Muhtemelen değişikliği AYM’ye götürecek, AYM sadece şeklen değerlendirirse Anayasanın 145. maddesine aykırı olduğu okumasını yapması güçlü bir ihtimal. Bunu AYM’ye CHP’nin taşıması, CHP’nin her seferinde askerin olağanüstü durumunu koruyan bir parti damgasıyla damgalanmasına yol açacak. CHP tam tersini yapabilir, bir teklifle Anayasanın 145. maddesinin değişikliğini teklif edebilirdi. O zaman CHP’nin gerçekten güçlü bir demokrasi tınısı olduğuna kani olurduk. Sonuçta bizim istediğimiz Anayasanın değişmemesi değil Türkiye’nin demokratikleşmesi.
ŞER GÜÇLER ALMANAK’I OKUMAZ
Üniversitelerde askeri alan üzerine uzmanlaşmama ya da asker sosyolojisi çalışmama gibi bir sorunumuz da var galiba…
Doğru ama artıyor da. Çok önemli çalışmalar yayınlandı, yeni yapılan doktoralar var. Belki yeteri kadar değil ama eskisi gibi ilgisiz de değil akademi dünyası.
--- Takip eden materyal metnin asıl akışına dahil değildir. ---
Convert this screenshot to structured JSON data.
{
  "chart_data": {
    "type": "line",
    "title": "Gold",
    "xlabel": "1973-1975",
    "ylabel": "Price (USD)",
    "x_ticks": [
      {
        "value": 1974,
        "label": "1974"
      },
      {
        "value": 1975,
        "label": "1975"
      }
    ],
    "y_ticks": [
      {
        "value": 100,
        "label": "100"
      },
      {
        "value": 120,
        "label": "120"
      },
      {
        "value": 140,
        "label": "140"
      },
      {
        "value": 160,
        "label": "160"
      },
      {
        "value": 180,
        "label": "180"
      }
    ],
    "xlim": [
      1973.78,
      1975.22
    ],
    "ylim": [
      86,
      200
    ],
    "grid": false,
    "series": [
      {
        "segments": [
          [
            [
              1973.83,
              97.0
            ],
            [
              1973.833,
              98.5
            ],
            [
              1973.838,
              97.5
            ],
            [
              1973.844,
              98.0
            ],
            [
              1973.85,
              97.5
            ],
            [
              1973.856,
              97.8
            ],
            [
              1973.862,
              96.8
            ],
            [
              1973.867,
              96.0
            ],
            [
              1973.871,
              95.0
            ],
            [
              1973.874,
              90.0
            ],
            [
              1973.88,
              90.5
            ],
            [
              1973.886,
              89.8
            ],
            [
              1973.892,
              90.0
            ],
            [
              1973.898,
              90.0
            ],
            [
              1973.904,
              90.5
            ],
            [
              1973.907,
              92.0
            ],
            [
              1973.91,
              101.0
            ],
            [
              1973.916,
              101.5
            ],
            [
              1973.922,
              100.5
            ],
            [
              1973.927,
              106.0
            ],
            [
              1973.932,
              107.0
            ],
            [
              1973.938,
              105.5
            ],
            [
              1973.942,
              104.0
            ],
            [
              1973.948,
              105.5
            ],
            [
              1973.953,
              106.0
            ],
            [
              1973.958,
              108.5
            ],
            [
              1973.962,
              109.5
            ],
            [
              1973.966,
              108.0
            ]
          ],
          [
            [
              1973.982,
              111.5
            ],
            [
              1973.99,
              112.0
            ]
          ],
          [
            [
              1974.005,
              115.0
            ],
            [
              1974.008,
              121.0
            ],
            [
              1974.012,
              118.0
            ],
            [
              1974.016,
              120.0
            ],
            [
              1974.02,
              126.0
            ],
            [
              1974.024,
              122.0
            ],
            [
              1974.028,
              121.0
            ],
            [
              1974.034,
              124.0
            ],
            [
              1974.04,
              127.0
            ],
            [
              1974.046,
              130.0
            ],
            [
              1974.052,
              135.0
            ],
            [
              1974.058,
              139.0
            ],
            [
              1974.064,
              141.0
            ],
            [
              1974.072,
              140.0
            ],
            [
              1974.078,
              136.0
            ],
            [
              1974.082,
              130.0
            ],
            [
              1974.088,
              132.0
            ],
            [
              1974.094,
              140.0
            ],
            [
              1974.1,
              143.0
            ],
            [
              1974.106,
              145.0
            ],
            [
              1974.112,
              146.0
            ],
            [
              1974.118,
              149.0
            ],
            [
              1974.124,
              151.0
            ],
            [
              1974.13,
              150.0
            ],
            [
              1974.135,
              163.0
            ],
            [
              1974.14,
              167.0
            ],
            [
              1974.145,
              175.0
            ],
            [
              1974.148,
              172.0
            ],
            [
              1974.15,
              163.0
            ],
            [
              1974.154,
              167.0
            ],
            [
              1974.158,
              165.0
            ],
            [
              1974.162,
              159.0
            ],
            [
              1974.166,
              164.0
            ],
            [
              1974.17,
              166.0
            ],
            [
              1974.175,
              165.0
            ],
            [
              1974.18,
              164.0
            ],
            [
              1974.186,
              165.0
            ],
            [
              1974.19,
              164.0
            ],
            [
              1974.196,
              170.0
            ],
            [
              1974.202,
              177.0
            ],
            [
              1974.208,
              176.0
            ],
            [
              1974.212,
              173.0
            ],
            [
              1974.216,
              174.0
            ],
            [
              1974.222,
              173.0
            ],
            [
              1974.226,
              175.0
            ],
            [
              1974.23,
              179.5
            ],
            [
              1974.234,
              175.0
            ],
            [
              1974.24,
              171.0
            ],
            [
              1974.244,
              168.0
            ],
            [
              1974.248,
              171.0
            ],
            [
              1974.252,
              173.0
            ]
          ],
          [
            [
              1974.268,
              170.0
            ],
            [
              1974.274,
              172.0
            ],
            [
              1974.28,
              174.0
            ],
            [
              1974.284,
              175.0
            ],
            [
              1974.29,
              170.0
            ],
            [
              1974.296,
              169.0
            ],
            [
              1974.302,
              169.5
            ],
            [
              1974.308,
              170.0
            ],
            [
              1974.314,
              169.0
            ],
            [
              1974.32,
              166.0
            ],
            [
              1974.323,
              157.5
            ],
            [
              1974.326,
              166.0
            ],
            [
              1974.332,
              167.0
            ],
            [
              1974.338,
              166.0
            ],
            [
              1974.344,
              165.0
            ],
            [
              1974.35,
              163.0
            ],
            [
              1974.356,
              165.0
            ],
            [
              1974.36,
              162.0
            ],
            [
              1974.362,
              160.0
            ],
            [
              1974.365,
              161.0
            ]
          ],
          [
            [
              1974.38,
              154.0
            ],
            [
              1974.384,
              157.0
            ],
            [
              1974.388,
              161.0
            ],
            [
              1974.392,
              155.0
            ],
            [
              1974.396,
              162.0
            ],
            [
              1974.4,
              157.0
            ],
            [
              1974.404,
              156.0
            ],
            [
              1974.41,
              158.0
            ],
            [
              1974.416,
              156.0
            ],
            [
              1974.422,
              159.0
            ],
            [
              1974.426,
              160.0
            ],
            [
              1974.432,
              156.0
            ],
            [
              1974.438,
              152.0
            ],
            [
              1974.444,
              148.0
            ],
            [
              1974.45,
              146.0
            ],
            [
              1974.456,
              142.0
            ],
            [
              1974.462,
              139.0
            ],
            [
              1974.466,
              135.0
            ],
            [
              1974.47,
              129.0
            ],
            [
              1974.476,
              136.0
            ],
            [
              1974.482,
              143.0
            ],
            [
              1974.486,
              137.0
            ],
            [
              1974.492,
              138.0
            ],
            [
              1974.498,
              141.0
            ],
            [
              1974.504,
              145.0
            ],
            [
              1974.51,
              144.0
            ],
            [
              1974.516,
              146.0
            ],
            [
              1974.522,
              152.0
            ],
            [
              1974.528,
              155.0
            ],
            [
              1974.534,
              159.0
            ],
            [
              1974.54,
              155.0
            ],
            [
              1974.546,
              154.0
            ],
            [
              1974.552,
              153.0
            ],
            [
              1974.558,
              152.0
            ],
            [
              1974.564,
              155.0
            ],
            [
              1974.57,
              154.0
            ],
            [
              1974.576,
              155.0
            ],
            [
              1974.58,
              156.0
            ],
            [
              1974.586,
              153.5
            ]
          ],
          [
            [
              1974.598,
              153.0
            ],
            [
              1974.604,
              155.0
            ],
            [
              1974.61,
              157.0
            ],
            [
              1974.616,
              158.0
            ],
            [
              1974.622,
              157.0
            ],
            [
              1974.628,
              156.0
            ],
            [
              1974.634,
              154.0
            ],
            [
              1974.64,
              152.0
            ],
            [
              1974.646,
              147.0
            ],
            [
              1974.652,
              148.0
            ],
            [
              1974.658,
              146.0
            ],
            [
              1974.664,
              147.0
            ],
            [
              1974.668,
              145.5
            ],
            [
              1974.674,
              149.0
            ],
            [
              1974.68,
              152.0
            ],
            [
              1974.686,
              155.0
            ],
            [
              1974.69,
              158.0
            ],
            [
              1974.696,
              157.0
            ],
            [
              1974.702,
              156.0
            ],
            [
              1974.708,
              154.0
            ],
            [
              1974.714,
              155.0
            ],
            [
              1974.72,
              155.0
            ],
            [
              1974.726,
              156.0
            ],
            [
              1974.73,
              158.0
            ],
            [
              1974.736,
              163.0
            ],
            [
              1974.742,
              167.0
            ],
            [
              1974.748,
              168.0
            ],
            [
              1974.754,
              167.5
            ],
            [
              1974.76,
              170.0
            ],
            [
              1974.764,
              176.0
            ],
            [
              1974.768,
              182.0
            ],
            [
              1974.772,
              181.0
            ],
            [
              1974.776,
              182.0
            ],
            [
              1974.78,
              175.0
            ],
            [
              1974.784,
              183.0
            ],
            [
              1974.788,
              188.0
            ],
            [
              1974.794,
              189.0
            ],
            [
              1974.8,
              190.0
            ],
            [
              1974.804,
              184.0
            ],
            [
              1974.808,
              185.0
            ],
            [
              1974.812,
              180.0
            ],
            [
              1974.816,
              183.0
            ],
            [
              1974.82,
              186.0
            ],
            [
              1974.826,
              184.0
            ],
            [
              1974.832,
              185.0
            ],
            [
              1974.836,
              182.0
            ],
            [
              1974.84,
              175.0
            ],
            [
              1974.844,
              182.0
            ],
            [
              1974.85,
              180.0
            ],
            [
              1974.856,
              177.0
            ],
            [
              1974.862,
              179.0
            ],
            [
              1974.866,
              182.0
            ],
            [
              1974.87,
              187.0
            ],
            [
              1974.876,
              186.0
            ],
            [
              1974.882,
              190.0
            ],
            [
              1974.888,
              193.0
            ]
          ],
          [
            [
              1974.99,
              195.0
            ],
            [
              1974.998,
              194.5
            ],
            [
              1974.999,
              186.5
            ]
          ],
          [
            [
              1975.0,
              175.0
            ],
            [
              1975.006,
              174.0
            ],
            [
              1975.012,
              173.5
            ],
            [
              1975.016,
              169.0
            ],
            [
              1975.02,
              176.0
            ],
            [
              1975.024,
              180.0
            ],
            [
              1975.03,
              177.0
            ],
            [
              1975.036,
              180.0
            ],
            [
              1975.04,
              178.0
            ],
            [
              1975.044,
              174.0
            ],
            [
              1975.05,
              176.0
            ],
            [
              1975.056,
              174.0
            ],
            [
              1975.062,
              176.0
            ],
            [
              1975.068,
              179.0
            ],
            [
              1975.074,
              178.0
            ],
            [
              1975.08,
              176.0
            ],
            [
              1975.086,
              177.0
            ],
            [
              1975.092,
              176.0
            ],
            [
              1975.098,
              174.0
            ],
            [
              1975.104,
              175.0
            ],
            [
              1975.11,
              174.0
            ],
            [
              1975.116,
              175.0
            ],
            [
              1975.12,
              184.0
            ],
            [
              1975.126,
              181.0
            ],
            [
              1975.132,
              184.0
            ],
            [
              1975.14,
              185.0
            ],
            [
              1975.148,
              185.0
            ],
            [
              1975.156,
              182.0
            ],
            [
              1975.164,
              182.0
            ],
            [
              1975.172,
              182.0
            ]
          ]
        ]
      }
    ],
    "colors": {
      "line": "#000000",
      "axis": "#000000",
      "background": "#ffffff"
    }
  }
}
İlk almanak pek çok kişi tarafından yurt içinde ve dışında referans gösterildi. Kimi asker ve siviller bunu eleştiri konusu yaptı, “milli güvenlik konularımız deşifre ediliyor” diye! Bu Almanak da hayli kapsamlı… Bu elbette sizi bağlamaz ama böylesi bir geri dönüş olursa cevabınız ne olur?
Buradaki bilgilerin hepsi açık bilgi. Biliyorsunuz, TSK ile ilgili en detaylı bilgileri NATO kaynaklarından elde ediyoruz. Dünyadaki askeri harcamalarla ilgili bilgiler içeren Sipri ve Jane’s Defence Weekly dergisi de var. Türkiye’deki askeri harcamalarla yatırımlarla ilgili bilgiler de yayınlar buralarda. Onun için “kötü niyetli dış güçler” Almanakı okuyarak yeni bir şey öğrenmeyeceklerdir.